Architectural photographer Maxime Delvaux challenged students at Brussels University to create scale models that would appear realistic when photographed (+ slideshow).
Maxime Delvaux was invited by Thierry Decuypere and Paul Mouchet of Belgian architecture studio V+, who teach at the university's Faculté d'Architecture La Cambre Horta, to conduct a workshop about photography and scale models.
The professors asked their students to respond to a competition brief for a series of apartment buildings, but to focus on a particular detail and viewpoint that could be represented in a single image of a 1:20 scale model.
"The idea was to make models for the purpose of photography," Delvaux told Dezeen, "to use models to create presentation images that can replace 3D renders or sketches."
The students were encouraged to consider appropriate materials that would help to achieve a realistic sense of scale within the model interiors. For example, some students produced miniature versions of bricks from plaster, while others opted for printed textures applied to the interior surfaces to represent tiles or concrete.
"We tried to make something that's between reality and a model," Delvaux explained. "The models are built for the purpose of the image so it's like a theatre set where you see the image just from one point of view."
The illusion of reality is enhanced by Delvaux's studio lighting, which emulates natural light.
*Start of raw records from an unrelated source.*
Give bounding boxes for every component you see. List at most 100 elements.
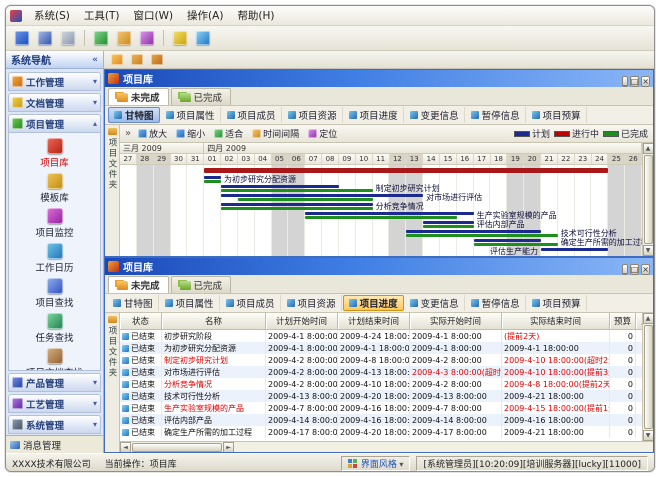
column-header-status[interactable]: 状态 [120, 313, 162, 330]
tab-project-budget[interactable]: 项目预算 [527, 107, 587, 123]
actual-bar[interactable] [305, 216, 457, 219]
scroll-up-icon[interactable] [643, 143, 654, 154]
actual-bar[interactable] [238, 198, 373, 201]
column-header-actual_start[interactable]: 实际开始时间 [410, 313, 502, 330]
user-icon-button[interactable] [12, 28, 32, 48]
sidebar-item-project-library[interactable]: 项目库 [13, 137, 97, 170]
column-header-plan_start[interactable]: 计划开始时间 [266, 313, 338, 330]
table-vertical-scrollbar[interactable] [642, 313, 653, 441]
tab-project-members[interactable]: 项目成员 [221, 295, 281, 311]
scroll-down-icon[interactable] [643, 245, 654, 256]
lock-icon-button[interactable] [170, 28, 190, 48]
scrollbar-thumb[interactable] [644, 325, 653, 429]
tab-change-info[interactable]: 变更信息 [405, 107, 465, 123]
actual-bar[interactable] [406, 234, 558, 237]
print-icon-button[interactable] [58, 28, 78, 48]
scrollbar-thumb[interactable] [644, 155, 653, 244]
scrollbar-thumb[interactable] [132, 443, 222, 452]
table-row[interactable]: 已结束分析竞争情况2009-4-2 8:00:002009-4-10 18:00… [120, 378, 642, 390]
save-icon-button[interactable] [35, 28, 55, 48]
actual-bar[interactable] [204, 180, 221, 183]
open-folder-icon-button[interactable] [109, 52, 125, 67]
menu-window[interactable]: 窗口(W) [126, 8, 180, 24]
scroll-left-icon[interactable] [120, 442, 131, 453]
column-header-name[interactable]: 名称 [162, 313, 266, 330]
tile-windows-icon-button[interactable] [149, 52, 165, 67]
gantt-vertical-scrollbar[interactable] [642, 143, 653, 256]
plan-bar[interactable] [305, 212, 473, 215]
message-management-tab[interactable]: 消息管理 [6, 435, 103, 453]
table-row[interactable]: 已结束生产实验室规模的产品2009-4-7 8:00:002009-4-16 1… [120, 402, 642, 414]
tab-pause-info[interactable]: 暂停信息 [466, 107, 526, 123]
column-header-plan_end[interactable]: 计划结束时间 [338, 313, 410, 330]
tab-project-progress[interactable]: 项目进度 [344, 107, 404, 123]
table-row[interactable]: 已结束评估内部产品2009-4-14 8:00:002009-4-16 18:0… [120, 414, 642, 426]
time-interval-button[interactable]: 时间间隔 [250, 126, 301, 141]
plugin-icon-button[interactable] [137, 28, 157, 48]
zoom-in-button[interactable]: 放大 [136, 126, 169, 141]
summary-bar[interactable] [204, 168, 608, 173]
window-icon-button[interactable] [114, 28, 134, 48]
plan-bar[interactable] [221, 203, 373, 206]
project-folders-tab[interactable]: 项目文件夹 [105, 125, 120, 256]
plan-bar[interactable] [474, 239, 541, 242]
interface-style-selector[interactable]: 界面风格 [341, 456, 411, 471]
maximize-button[interactable]: □ [630, 76, 640, 87]
table-row[interactable]: 已结束对市场进行评估2009-4-2 8:00:002009-4-13 18:0… [120, 366, 642, 378]
actual-bar[interactable] [221, 189, 373, 192]
plan-bar[interactable] [423, 221, 474, 224]
sidebar-group-work-mgmt[interactable]: 工作管理 [8, 72, 101, 91]
locate-button[interactable]: 定位 [306, 126, 339, 141]
scroll-up-icon[interactable] [643, 313, 654, 324]
sidebar-item-project-search[interactable]: 项目查找 [13, 277, 97, 310]
filter-tab-incomplete[interactable]: 未完成 [108, 88, 169, 105]
menu-action[interactable]: 操作(A) [180, 8, 230, 24]
sidebar-header[interactable]: 系统导航 [6, 51, 103, 69]
zoom-out-button[interactable]: 缩小 [174, 126, 207, 141]
gantt-chart[interactable]: 为初步研究分配资源制定初步研究计划对市场进行评估分析竞争情况生产实验室规模的产品… [120, 165, 642, 256]
tab-project-props[interactable]: 项目属性 [160, 295, 220, 311]
table-row[interactable]: 已结束为初步研究分配资源2009-4-1 8:00:002009-4-1 18:… [120, 342, 642, 354]
filter-tab-incomplete[interactable]: 未完成 [108, 276, 169, 293]
cascade-windows-icon-button[interactable] [129, 52, 145, 67]
maximize-button[interactable]: □ [630, 264, 640, 275]
close-button[interactable]: × [641, 76, 650, 87]
refresh-icon-button[interactable] [91, 28, 111, 48]
table-row[interactable]: 已结束初步研究阶段2009-4-1 8:00:002009-4-24 18:00… [120, 330, 642, 342]
filter-tab-complete[interactable]: 已完成 [171, 88, 232, 105]
tab-gantt-chart[interactable]: 甘特图 [108, 107, 160, 123]
table-row[interactable]: 已结束制定初步研究计划2009-4-2 8:00:002009-4-8 18:0… [120, 354, 642, 366]
sidebar-group-system-mgmt[interactable]: 系统管理 [8, 415, 101, 434]
minimize-button[interactable]: _ [622, 264, 628, 275]
sidebar-item-project-monitor[interactable]: 项目监控 [13, 207, 97, 240]
plan-bar[interactable] [541, 248, 608, 251]
plan-bar[interactable] [406, 230, 541, 233]
filter-tab-complete[interactable]: 已完成 [171, 276, 232, 293]
sidebar-item-project-doc-search[interactable]: 项目文档查找 [13, 347, 97, 371]
tab-project-members[interactable]: 项目成员 [222, 107, 282, 123]
close-button[interactable]: × [641, 264, 650, 275]
help-icon-button[interactable] [193, 28, 213, 48]
sidebar-item-work-calendar[interactable]: 工作日历 [13, 242, 97, 275]
scroll-down-icon[interactable] [643, 430, 654, 441]
project-folders-tab[interactable]: 项目文件夹 [105, 313, 120, 452]
tab-project-resources[interactable]: 项目资源 [282, 295, 342, 311]
actual-bar[interactable] [423, 225, 474, 228]
tab-project-resources[interactable]: 项目资源 [283, 107, 343, 123]
actual-bar[interactable] [221, 207, 373, 210]
sidebar-group-project-mgmt[interactable]: 项目管理 [8, 114, 101, 133]
plan-bar[interactable] [204, 176, 221, 179]
tab-pause-info[interactable]: 暂停信息 [466, 295, 526, 311]
sidebar-item-task-search[interactable]: 任务查找 [13, 312, 97, 345]
sidebar-item-template-library[interactable]: 模板库 [13, 172, 97, 205]
sidebar-group-doc-mgmt[interactable]: 文档管理 [8, 93, 101, 112]
table-row[interactable]: 已结束技术可行性分析2009-4-13 8:00:002009-4-20 18:… [120, 390, 642, 402]
menu-help[interactable]: 帮助(H) [230, 8, 281, 24]
tab-project-budget[interactable]: 项目预算 [527, 295, 587, 311]
column-header-actual_end[interactable]: 实际结束时间 [502, 313, 610, 330]
plan-bar[interactable] [221, 194, 423, 197]
menu-system[interactable]: 系统(S) [27, 8, 77, 24]
tab-gantt-chart[interactable]: 甘特图 [108, 295, 159, 311]
column-header-budget[interactable]: 预算 [610, 313, 636, 330]
gantt-window-titlebar[interactable]: 项目库 _□× [105, 70, 653, 87]
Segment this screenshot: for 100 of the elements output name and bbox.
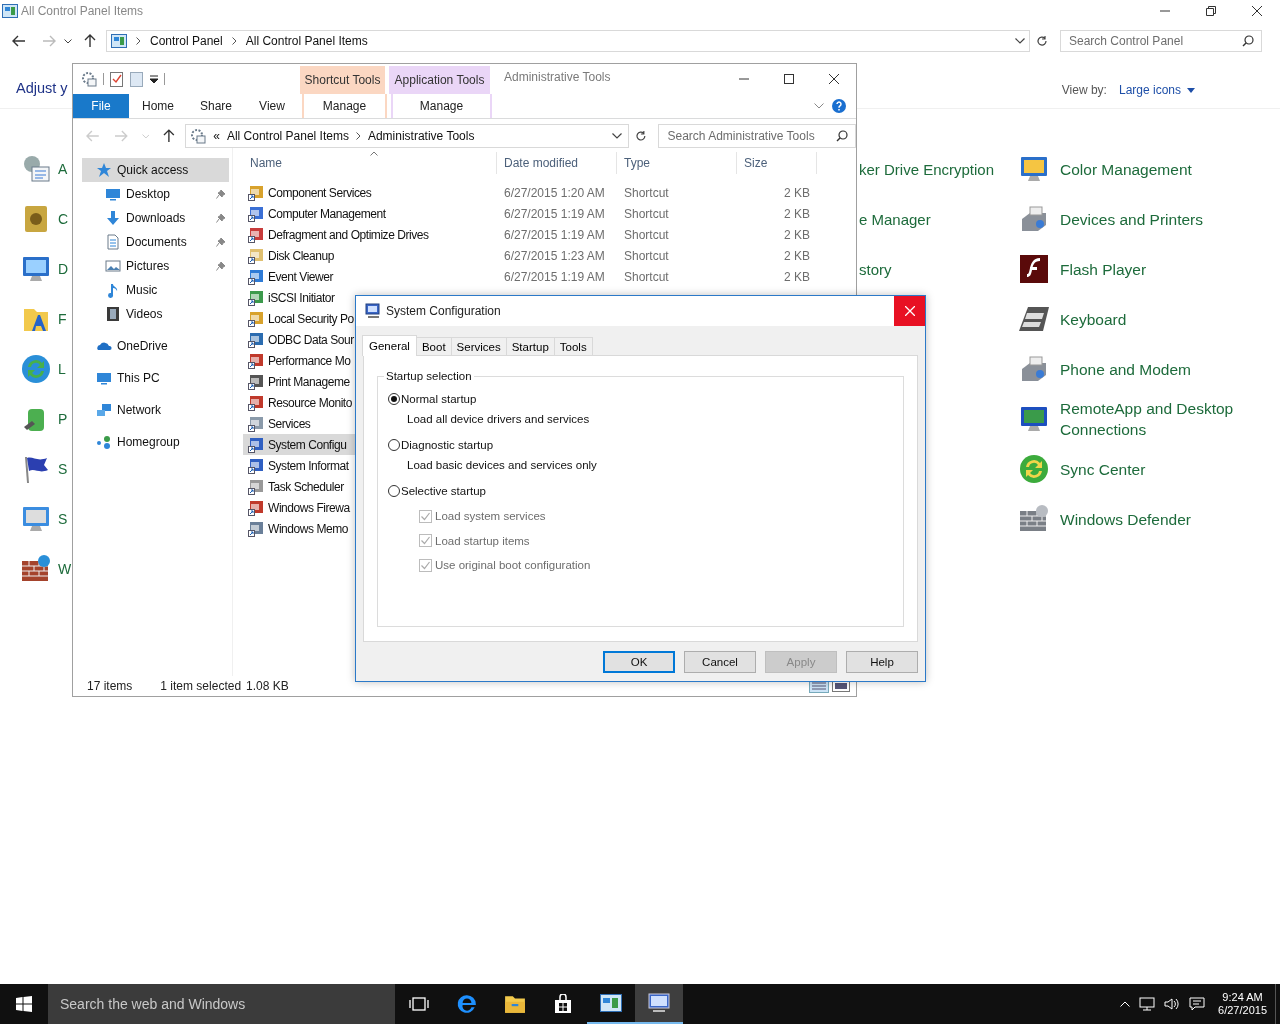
control-panel-link[interactable]: e Manager xyxy=(859,194,931,244)
column-header[interactable]: Type xyxy=(617,152,737,174)
address-bar[interactable]: Control Panel All Control Panel Items xyxy=(106,30,1030,52)
dropdown-icon[interactable] xyxy=(150,75,158,83)
radio-button[interactable] xyxy=(388,393,400,405)
nav-item[interactable]: OneDrive xyxy=(82,334,229,358)
control-panel-link[interactable]: L xyxy=(20,344,66,394)
control-panel-link[interactable]: W xyxy=(20,544,72,594)
nav-item[interactable]: Downloads xyxy=(105,206,216,230)
control-panel-link[interactable]: C xyxy=(20,194,69,244)
clock-time[interactable]: 9:24 AM xyxy=(1222,991,1263,1004)
expand-ribbon-icon[interactable] xyxy=(814,103,824,109)
column-header[interactable]: Date modified xyxy=(497,152,617,174)
windows-start-icon[interactable] xyxy=(16,996,32,1012)
clock-date[interactable]: 6/27/2015 xyxy=(1218,1004,1267,1017)
volume-icon[interactable] xyxy=(1164,996,1181,1012)
search-field[interactable]: Search Administrative Tools xyxy=(658,124,856,148)
breadcrumb-item[interactable]: All Control Panel Items xyxy=(245,34,368,48)
ribbon-tab[interactable]: File xyxy=(73,94,129,118)
ribbon-tab[interactable]: Home xyxy=(129,94,187,118)
control-panel-link[interactable]: Sync Center xyxy=(1018,444,1260,494)
file-row[interactable]: Defragment and Optimize Drives 6/27/2015 1:19 AM Shortcut 2 KB xyxy=(243,224,817,245)
nav-item[interactable]: Documents xyxy=(105,230,216,254)
file-row[interactable]: Local Security Po xyxy=(243,308,356,329)
radio-option[interactable]: Diagnostic startup xyxy=(388,437,903,453)
nav-item[interactable]: This PC xyxy=(82,366,229,390)
nav-item[interactable]: Videos xyxy=(105,302,226,326)
help-icon[interactable] xyxy=(832,99,846,113)
radio-button[interactable] xyxy=(388,485,400,497)
control-panel-link[interactable]: Keyboard xyxy=(1018,294,1260,344)
control-panel-link[interactable]: story xyxy=(859,244,892,294)
network-icon[interactable] xyxy=(1139,996,1156,1012)
radio-button[interactable] xyxy=(388,439,400,451)
close-button[interactable] xyxy=(894,296,925,326)
dialog-button[interactable]: Cancel xyxy=(684,651,756,673)
control-panel-link[interactable]: A xyxy=(20,144,68,194)
nav-item[interactable]: Desktop xyxy=(105,182,216,206)
control-panel-link[interactable]: Devices and Printers xyxy=(1018,194,1260,244)
control-panel-link[interactable]: Phone and Modem xyxy=(1018,344,1260,394)
breadcrumb-item[interactable]: Control Panel xyxy=(150,34,223,48)
ribbon-tab[interactable]: Share xyxy=(187,94,245,118)
tab[interactable]: Startup xyxy=(505,337,555,355)
nav-item[interactable]: Quick access xyxy=(82,158,229,182)
up-icon[interactable] xyxy=(163,129,176,143)
control-panel-link[interactable]: ker Drive Encryption xyxy=(859,144,995,194)
file-row[interactable]: System Informat xyxy=(243,455,356,476)
properties-icon[interactable] xyxy=(110,71,124,87)
refresh-icon[interactable] xyxy=(1036,35,1048,47)
dropdown-icon[interactable] xyxy=(611,133,622,139)
file-row[interactable]: Print Manageme xyxy=(243,371,356,392)
taskbar-search-field[interactable]: Search the web and Windows xyxy=(48,984,395,1024)
up-icon[interactable] xyxy=(84,34,96,48)
nav-item[interactable]: Music xyxy=(105,278,226,302)
file-row[interactable]: Performance Mo xyxy=(243,350,356,371)
breadcrumb-item[interactable]: All Control Panel Items xyxy=(226,129,349,143)
control-panel-link[interactable]: S xyxy=(20,444,68,494)
file-row[interactable]: Services xyxy=(243,413,356,434)
dropdown-icon[interactable] xyxy=(1015,38,1025,44)
control-panel-link[interactable]: P xyxy=(20,394,68,444)
notifications-icon[interactable] xyxy=(1189,996,1206,1012)
taskbar-button[interactable] xyxy=(635,984,683,1024)
dialog-button[interactable]: Help xyxy=(846,651,918,673)
overflow-chevron[interactable]: « xyxy=(213,129,220,143)
chevron-up-icon[interactable] xyxy=(1120,1001,1131,1007)
file-row[interactable]: Computer Management 6/27/2015 1:19 AM Shortcut 2 KB xyxy=(243,203,817,224)
search-field[interactable]: Search Control Panel xyxy=(1060,30,1262,52)
file-row[interactable]: iSCSI Initiator xyxy=(243,287,356,308)
control-panel-link[interactable]: D xyxy=(20,244,69,294)
back-icon[interactable] xyxy=(12,35,26,47)
control-panel-link[interactable]: Color Management xyxy=(1018,144,1260,194)
control-panel-link[interactable]: S xyxy=(20,494,68,544)
control-panel-link[interactable]: F xyxy=(20,294,67,344)
caret-icon[interactable] xyxy=(64,38,72,44)
dialog-button[interactable]: OK xyxy=(603,651,675,673)
refresh-icon[interactable] xyxy=(634,130,647,142)
column-header[interactable]: Name xyxy=(243,152,497,174)
control-panel-link[interactable]: RemoteApp and Desktop Connections xyxy=(1018,394,1260,444)
file-row[interactable]: Disk Cleanup 6/27/2015 1:23 AM Shortcut 2 KB xyxy=(243,245,817,266)
view-by-dropdown[interactable]: Large icons xyxy=(1118,83,1195,97)
nav-item[interactable]: Homegroup xyxy=(82,430,229,454)
radio-option[interactable]: Normal startup xyxy=(388,391,903,407)
tab[interactable]: Tools xyxy=(553,337,593,355)
nav-item[interactable]: Network xyxy=(82,398,229,422)
nav-item[interactable]: Pictures xyxy=(105,254,216,278)
file-row[interactable]: System Configu xyxy=(243,434,356,455)
control-panel-link[interactable]: Flash Player xyxy=(1018,244,1260,294)
file-row[interactable]: Windows Firewa xyxy=(243,497,356,518)
file-row[interactable]: Event Viewer 6/27/2015 1:19 AM Shortcut 2 KB xyxy=(243,266,817,287)
radio-option[interactable]: Selective startup xyxy=(388,483,903,499)
tab[interactable]: General xyxy=(362,335,417,356)
control-panel-link[interactable]: Windows Defender xyxy=(1018,494,1260,544)
breadcrumb-item[interactable]: Administrative Tools xyxy=(367,129,475,143)
ribbon-tab[interactable]: Manage xyxy=(302,94,387,118)
file-row[interactable]: ODBC Data Sour xyxy=(243,329,356,350)
address-bar[interactable]: « All Control Panel Items Administrative Tools xyxy=(185,124,629,148)
ribbon-tab[interactable]: Manage xyxy=(391,94,492,118)
file-row[interactable]: Windows Memo xyxy=(243,518,356,539)
column-header[interactable]: Size xyxy=(737,152,817,174)
file-row[interactable]: Component Services 6/27/2015 1:20 AM Shortcut 2 KB xyxy=(243,182,817,203)
file-row[interactable]: Resource Monito xyxy=(243,392,356,413)
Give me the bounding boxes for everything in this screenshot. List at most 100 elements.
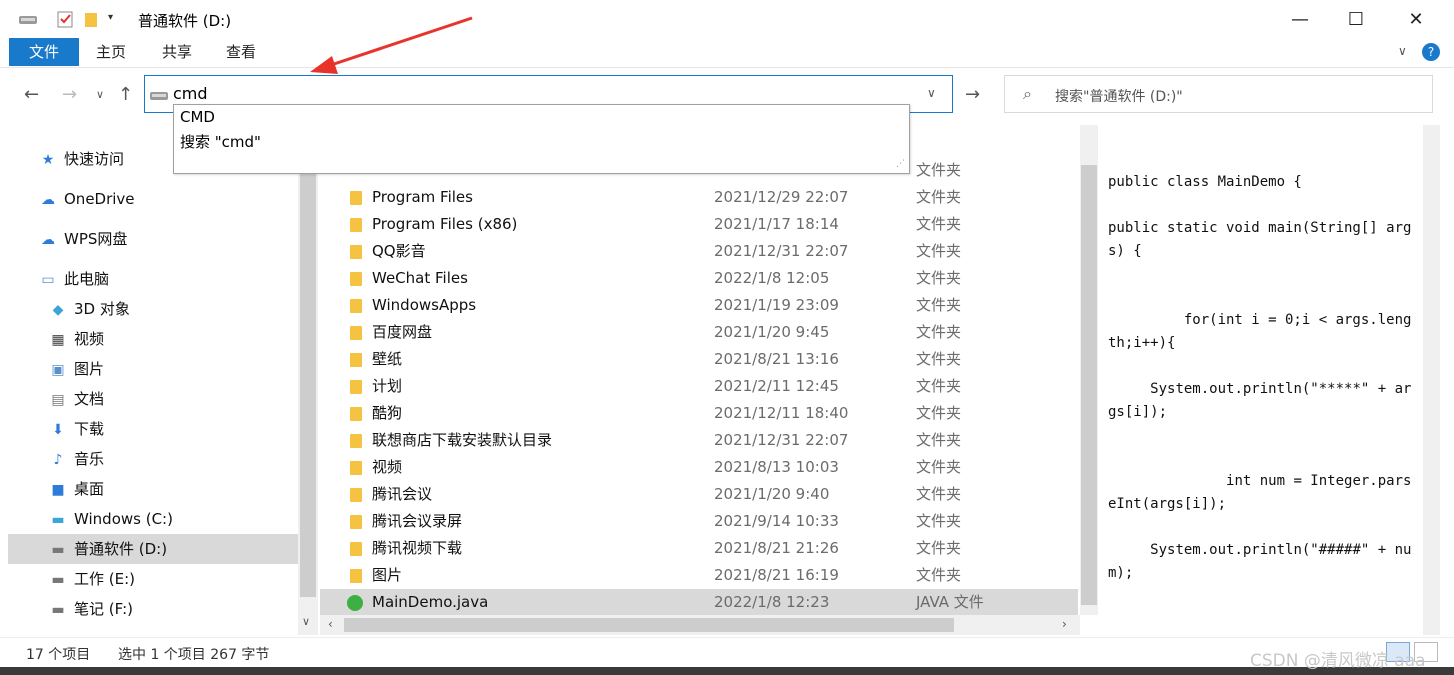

The students were also asked to select photographs, renders or sketches to use as background images, which were added by Delvaux during the post-production process.
Other details including furniture and miniature plants were also added to give the interiors the feeling of being genuinely occupied spaces.
The photographs formed the main element of the students' competition entry, alongside plans and elevations of the spaces.
One of the project's aims was to develop a catalogue of images that can be used as a reference to illustrate the most successful materials for producing this type of realistic scale photography.
Delvaux has produced similar images for established architectural offices and believes there are both pros and cons to this approach.
"I think the main advantage is that viewers perceive the images as a bit more realistic and can project themselves into that space," the photographer suggested.
"However, sometimes it's a problem for clients because it's too real. There isn't a lot of space left for imagination, which is more possible with renders."